Coffee is complex, incredible, and can provide sensory experiences unlike anything on the planet. The coffee industry is young and we have only scratched the surface of how lovely coffee can be. Furthermore, the economic impact the industry can have on communities on a global level is massive. Coffee brings the world together. Most excitingly, the coffee industry is teeming with potential because millions of people around the world have yet to truly experience how lovely it is. This big picture is the main idea of specialty coffee and, as a coffee professional, this aim gives me purpose in what I do every day.
However, the idea of specialty coffee is contingent on more people buying in, and the industry will continue to grow only as long as more people get involved. Increased involvement means increased capital, which means additional access to discover, buy, steward and sell better coffees. Without an increase of new people involved, the industry cannot grow.
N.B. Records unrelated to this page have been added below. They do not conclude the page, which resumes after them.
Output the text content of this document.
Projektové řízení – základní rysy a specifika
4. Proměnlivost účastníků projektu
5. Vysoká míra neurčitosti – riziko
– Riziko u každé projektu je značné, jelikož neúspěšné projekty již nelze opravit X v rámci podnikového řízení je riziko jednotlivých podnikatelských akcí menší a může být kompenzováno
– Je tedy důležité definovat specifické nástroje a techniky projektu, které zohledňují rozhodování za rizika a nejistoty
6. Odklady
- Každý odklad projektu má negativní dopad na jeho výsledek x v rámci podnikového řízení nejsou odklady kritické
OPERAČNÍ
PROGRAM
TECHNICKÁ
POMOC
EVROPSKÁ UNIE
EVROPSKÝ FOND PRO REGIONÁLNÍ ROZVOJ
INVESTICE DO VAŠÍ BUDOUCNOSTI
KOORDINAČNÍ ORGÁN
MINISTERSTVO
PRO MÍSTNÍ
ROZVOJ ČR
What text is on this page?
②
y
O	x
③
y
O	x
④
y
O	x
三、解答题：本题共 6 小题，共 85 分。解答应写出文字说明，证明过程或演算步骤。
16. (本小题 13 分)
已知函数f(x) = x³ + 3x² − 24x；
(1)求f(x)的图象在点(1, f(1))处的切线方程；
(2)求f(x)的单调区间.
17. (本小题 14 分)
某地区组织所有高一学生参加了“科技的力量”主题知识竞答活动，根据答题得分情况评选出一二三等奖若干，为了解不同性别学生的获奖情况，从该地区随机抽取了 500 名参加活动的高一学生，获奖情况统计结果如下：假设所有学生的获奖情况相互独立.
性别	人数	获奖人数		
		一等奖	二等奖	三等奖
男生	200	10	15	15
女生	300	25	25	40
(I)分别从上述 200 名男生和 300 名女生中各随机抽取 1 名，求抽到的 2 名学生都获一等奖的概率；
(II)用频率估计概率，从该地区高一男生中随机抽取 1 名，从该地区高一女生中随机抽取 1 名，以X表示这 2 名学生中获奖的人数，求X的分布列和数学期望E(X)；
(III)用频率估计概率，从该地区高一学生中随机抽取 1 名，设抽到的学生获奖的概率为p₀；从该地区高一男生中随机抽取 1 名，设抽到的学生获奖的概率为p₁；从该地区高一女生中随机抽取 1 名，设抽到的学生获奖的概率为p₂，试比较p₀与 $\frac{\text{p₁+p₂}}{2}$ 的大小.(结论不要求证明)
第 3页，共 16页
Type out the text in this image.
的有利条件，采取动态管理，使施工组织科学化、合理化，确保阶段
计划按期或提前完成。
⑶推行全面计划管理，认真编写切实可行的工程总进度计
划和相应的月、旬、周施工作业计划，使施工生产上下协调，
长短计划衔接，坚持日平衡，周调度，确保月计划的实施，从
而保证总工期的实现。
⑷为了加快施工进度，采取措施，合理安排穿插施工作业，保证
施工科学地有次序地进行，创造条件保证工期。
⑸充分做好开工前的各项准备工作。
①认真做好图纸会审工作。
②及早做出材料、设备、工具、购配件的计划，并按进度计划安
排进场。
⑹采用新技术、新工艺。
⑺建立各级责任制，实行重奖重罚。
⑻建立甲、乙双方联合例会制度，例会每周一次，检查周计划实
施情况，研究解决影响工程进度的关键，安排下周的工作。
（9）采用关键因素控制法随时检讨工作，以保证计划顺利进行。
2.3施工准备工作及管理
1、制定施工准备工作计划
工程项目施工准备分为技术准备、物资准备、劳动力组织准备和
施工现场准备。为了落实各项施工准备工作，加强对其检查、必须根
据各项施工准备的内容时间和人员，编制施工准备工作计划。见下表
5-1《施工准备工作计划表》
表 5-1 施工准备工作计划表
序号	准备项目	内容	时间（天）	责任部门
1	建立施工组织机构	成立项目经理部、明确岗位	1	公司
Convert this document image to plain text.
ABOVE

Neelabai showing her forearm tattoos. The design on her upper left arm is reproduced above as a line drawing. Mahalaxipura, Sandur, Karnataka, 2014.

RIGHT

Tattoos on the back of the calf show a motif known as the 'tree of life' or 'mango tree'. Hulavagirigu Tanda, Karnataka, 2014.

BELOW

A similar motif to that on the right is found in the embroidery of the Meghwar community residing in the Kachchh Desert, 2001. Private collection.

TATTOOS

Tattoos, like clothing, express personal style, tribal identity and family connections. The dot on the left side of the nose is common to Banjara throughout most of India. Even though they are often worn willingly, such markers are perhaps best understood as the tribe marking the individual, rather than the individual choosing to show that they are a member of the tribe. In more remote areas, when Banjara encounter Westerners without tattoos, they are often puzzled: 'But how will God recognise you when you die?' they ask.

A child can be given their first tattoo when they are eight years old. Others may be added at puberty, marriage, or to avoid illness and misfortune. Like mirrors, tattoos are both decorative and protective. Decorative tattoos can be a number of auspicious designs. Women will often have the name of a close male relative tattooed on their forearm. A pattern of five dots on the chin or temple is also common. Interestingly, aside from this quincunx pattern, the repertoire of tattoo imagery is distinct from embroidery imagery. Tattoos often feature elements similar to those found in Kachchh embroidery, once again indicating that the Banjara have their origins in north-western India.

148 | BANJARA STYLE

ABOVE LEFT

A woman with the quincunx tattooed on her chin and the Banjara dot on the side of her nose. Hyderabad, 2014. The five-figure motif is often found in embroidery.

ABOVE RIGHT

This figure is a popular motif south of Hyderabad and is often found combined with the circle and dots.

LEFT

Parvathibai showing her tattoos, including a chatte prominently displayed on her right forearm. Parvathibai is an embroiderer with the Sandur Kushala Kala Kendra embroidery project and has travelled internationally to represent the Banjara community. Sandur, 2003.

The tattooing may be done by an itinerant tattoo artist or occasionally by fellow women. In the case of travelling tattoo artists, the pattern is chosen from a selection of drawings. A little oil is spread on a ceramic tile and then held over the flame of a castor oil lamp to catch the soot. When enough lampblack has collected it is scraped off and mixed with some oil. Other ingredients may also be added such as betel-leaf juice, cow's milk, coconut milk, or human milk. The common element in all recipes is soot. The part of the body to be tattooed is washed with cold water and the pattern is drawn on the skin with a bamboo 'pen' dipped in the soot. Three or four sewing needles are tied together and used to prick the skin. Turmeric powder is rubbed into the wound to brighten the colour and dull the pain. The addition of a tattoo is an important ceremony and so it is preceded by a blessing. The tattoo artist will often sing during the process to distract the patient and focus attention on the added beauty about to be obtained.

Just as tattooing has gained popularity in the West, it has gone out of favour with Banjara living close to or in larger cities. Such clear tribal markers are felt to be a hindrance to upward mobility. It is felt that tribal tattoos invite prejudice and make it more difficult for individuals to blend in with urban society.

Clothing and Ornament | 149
In order to promote and ensure the growth of the industry, coffee professionals need to continue to focus on selling the idea of specialty coffee.
The idea is sold by providing “observation points” into the coffee world, which are opportunities teach a consumer about coffee. Observation points, typically provided by baristas, can have differing forms. A discussion regarding taste notes, an informative introduction to processing methods, or a dialogue about the specialty aspects of coffee can be a good introduction for some consumers, while a fantastic cappuccino, a cup of well-extracted filter coffee or a bag of whole bean can introduce others. All of these examples of observation points are relevant to the idea of specialty coffee, all can be interesting and engaging, and—when done right—all can create and stoke fascination with coffee. Furthermore, each example is contingent on a welcoming and hospitable environment, built on sales-focused principles and attitudes that begin with training.
Most barista training generally prioritizes the palpable mechanics and theory of making coffee—crucial for properly translating the sensory experience—but tends to downplay the role of baristas as salespeople, which is equally important to growing the industry. The more involved baristas become with making coffee, the easier it can be to get lost in the details, focusing on new techniques, observing and remarking on old ones, and experimenting with equipment and technology, sometimes at the cost of becoming overly critical and forgetting that learning about coffee is a process. In this way, focusing too heavily on perfecting the product can incubate elitism and snobbery, pushing people away and furthering the insulation of the industry.
Sales-focus training should teach baristas the basics of engaging and welcoming consumers, encompassing hospitality training with specifics on how to approach those who know little to nothing about coffee. Baristas and trainers alike should remember that the very wellbeing of their industry is dependent on their ability to win consumers, and their attitudes should reflect this as well. It is vital to remember the big picture, and that every new consumer’s introduction to and acceptance of the specialty aspects of coffee ought to be celebrated, no matter how small. This focus combined with the ability to make great coffee gives baristas the ability to truly navigate the tension of perfection and invitation, pushing forward the idea of specialty coffee and working to see that people around the world continue to be exposed to how lovely coffee can be.